Issue: "Service not deploying after code change"

Diagnosis:

  1. Check if code was edited in monorepo (not satellite)
  2. Verify sync workflow ran successfully
  3. Check Railway deployment logs

Solution:

# 1. Verify sync workflow
gh workflow view sync-core-api
gh run list --workflow=sync-core-api

# 2. Manually trigger sync if needed
gh workflow run sync-core-api

# 3. Check Railway deployment
railway logs -s blackroad-os-core-production

Issue: "Environment variables not resolving correctly"

Diagnosis:

  1. Check if vars reference monorepo (wrong)
  2. Verify service-to-service URLs are correct
  3. Confirm Railway environment is set up properly

Solution:

# 1. List current env vars
railway variables

# 2. Remove monorepo references
railway variables delete MONOREPO_URL

# 3. Add correct service URLs
railway variables set CORE_API_URL=https://core.blackroad.systems

Issue: "Cloudflare returning 522 errors"

Diagnosis:

  1. Check if DNS points to correct Railway URL
  2. Verify Railway service is running
  3. Confirm health check is passing

Solution:

# 1. Check Railway service status
railway status

# 2. Verify health endpoint
curl https://blackroad-os-core-production.up.railway.app/health

# 3. Update Cloudflare DNS if needed
# (via Cloudflare dashboard: DNS → Edit CNAME)

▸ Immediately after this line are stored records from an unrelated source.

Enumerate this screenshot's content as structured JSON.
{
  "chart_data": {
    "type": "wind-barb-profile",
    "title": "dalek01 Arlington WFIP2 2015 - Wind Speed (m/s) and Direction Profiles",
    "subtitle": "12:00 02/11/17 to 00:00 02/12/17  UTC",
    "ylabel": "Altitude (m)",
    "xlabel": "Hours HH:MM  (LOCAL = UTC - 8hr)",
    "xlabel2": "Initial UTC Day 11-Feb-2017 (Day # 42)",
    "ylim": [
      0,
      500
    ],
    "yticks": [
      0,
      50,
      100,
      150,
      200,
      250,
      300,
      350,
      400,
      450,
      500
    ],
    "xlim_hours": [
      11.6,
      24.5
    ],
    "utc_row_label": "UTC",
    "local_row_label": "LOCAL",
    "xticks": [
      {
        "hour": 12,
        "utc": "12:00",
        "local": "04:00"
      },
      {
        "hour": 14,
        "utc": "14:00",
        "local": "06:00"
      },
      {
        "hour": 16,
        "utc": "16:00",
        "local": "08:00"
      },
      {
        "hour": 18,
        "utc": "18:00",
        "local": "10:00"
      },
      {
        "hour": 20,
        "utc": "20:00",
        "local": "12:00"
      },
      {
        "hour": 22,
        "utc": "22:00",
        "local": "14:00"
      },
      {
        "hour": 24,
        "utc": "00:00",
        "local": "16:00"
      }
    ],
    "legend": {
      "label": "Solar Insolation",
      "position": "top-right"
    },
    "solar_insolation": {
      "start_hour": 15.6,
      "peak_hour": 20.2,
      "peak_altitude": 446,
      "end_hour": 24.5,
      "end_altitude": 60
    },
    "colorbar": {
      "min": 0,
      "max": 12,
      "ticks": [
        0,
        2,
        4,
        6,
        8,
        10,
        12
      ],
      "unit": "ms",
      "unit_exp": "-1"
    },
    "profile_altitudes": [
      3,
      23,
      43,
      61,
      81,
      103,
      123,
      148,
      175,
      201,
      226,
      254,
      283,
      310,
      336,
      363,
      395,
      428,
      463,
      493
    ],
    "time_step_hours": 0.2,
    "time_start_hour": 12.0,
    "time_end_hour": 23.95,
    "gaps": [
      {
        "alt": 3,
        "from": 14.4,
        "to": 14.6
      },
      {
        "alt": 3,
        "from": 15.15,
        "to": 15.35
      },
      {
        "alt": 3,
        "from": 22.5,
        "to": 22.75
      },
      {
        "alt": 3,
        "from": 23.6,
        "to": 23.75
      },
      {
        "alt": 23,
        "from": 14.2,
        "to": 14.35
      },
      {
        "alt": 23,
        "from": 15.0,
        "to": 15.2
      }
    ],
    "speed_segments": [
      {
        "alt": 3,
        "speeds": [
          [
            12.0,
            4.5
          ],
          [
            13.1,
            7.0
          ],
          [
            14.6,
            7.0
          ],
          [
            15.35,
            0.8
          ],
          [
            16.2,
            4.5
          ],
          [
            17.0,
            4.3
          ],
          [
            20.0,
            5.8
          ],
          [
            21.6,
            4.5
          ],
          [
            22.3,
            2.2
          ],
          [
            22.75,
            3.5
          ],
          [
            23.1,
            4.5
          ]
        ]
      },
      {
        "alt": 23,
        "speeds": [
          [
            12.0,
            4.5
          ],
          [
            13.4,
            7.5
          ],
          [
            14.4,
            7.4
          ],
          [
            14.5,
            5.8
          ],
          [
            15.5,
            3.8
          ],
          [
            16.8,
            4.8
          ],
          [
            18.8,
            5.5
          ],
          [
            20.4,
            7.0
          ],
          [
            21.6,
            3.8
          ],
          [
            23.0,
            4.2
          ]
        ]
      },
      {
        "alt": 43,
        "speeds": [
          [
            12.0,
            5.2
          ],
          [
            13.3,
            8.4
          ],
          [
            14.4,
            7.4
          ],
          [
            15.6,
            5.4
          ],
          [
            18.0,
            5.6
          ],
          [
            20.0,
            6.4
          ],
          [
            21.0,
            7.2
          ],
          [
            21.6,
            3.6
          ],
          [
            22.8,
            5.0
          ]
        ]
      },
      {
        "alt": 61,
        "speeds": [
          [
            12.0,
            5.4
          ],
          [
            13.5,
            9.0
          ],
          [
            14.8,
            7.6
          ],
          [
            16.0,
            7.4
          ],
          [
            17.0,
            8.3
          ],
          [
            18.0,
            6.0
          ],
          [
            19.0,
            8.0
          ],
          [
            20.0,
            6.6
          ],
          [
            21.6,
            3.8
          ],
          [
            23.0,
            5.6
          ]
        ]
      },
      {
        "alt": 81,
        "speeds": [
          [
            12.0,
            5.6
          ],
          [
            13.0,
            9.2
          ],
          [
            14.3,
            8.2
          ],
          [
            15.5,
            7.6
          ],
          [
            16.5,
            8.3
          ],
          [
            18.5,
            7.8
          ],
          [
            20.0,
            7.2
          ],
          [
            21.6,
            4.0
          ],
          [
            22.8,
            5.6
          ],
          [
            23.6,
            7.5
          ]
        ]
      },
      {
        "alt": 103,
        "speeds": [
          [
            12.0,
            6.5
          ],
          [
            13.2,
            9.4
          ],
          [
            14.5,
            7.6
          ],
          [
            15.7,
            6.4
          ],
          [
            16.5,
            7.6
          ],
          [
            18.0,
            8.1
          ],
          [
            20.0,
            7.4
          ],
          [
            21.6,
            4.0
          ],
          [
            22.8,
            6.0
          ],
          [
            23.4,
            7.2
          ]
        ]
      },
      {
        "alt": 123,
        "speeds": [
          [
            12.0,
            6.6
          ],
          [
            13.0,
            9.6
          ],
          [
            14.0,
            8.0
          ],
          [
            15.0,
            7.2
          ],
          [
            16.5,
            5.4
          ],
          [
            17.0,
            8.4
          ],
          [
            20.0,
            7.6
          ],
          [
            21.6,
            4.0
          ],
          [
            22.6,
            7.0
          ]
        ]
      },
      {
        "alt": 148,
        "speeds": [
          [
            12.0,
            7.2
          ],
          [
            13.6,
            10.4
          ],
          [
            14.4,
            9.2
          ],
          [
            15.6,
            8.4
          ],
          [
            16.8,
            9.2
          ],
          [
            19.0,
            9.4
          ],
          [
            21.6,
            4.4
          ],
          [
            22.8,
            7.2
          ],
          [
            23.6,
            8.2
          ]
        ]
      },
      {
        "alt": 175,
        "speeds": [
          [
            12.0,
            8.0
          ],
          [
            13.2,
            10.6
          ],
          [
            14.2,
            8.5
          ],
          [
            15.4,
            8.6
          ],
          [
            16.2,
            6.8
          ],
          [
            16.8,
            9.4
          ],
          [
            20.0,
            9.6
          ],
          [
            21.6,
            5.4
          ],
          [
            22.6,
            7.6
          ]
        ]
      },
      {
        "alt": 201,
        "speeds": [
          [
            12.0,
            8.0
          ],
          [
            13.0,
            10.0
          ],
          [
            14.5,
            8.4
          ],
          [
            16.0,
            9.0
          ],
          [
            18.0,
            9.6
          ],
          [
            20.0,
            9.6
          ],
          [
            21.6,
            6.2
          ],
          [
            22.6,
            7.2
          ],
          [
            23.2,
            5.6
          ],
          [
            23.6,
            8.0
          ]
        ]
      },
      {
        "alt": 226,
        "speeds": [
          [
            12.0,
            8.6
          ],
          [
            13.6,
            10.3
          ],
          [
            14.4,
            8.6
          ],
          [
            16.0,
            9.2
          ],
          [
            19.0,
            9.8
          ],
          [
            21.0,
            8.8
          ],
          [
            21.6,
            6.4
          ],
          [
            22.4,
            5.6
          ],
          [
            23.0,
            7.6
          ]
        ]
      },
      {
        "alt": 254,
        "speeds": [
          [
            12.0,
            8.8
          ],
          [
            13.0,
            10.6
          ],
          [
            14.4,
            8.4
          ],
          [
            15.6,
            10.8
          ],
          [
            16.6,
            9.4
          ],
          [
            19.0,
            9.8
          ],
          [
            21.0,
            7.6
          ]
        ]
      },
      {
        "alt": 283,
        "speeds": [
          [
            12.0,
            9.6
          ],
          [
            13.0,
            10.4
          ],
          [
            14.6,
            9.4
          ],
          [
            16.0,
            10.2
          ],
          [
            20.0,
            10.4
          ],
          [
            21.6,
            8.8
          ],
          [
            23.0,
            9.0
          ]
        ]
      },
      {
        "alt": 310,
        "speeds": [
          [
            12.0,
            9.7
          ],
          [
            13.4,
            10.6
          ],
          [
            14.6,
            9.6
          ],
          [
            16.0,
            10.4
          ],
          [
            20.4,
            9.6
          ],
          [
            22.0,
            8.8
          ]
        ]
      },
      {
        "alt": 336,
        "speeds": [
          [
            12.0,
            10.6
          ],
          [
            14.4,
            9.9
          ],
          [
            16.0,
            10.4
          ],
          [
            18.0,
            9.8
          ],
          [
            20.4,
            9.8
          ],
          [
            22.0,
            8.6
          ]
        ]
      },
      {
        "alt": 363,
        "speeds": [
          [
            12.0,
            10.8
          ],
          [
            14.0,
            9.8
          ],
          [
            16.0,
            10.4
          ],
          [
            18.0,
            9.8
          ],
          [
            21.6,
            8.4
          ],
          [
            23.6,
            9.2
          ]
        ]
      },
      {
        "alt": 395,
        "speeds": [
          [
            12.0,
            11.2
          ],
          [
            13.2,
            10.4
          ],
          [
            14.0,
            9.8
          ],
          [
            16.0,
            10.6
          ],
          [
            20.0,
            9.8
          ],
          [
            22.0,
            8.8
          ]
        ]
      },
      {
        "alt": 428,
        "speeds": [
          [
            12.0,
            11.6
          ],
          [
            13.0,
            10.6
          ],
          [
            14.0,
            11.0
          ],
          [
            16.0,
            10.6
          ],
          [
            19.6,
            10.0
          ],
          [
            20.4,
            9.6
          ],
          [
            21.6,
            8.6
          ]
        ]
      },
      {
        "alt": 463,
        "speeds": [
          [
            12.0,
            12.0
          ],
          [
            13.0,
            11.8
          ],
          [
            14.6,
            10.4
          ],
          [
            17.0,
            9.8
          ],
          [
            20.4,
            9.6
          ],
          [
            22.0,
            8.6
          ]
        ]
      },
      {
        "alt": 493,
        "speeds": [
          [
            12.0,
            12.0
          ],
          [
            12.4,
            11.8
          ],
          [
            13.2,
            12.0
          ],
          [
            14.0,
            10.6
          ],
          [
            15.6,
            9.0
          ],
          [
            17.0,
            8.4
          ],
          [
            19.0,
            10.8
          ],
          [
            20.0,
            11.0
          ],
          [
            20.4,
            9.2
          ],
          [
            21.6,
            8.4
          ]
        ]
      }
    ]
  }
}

Issue: "Circular deployment loops"

Diagnosis:

  • Monorepo may be configured as a dependency
  • Service may be triggering its own deployment

Solution:

  1. Remove monorepo from Railway services
  2. Ensure satellites deploy independently
  3. Check GitHub Actions triggers

Summary

The Golden Rules

  1. Monorepo = Source of Truth (not deployed)
  2. Satellites = Deployable Services (deployed to Railway)
  3. Edit in monorepo → Sync to satellites → Deploy automatically
  4. Never add monorepo to Railway or service configurations
  5. Cloudflare points to satellites, not monorepo

Quick Reference

When you want to...

  • Deploy a service: Use satellite repo (blackroad-os-core), not monorepo
  • Edit code: Edit in monorepo (services/core-api), not satellite
  • Configure DNS: Point to satellite Railway URL, not monorepo
  • Set env vars: Reference other services, not monorepo
  • Create new service: Add to monorepo, create sync workflow, deploy satellite

For questions or issues, see:

  • docs/os/monorepo-sync.md - Sync process details
  • CLOUDFLARE_DNS_BLUEPRINT.md - DNS configuration
  • infra/railway/ENVIRONMENT_GUIDE.md - Railway setup
  • CLAUDE.md - Development guide

Last updated: 2025-11-19 This document is canonical for all BlackRoad OS deployments.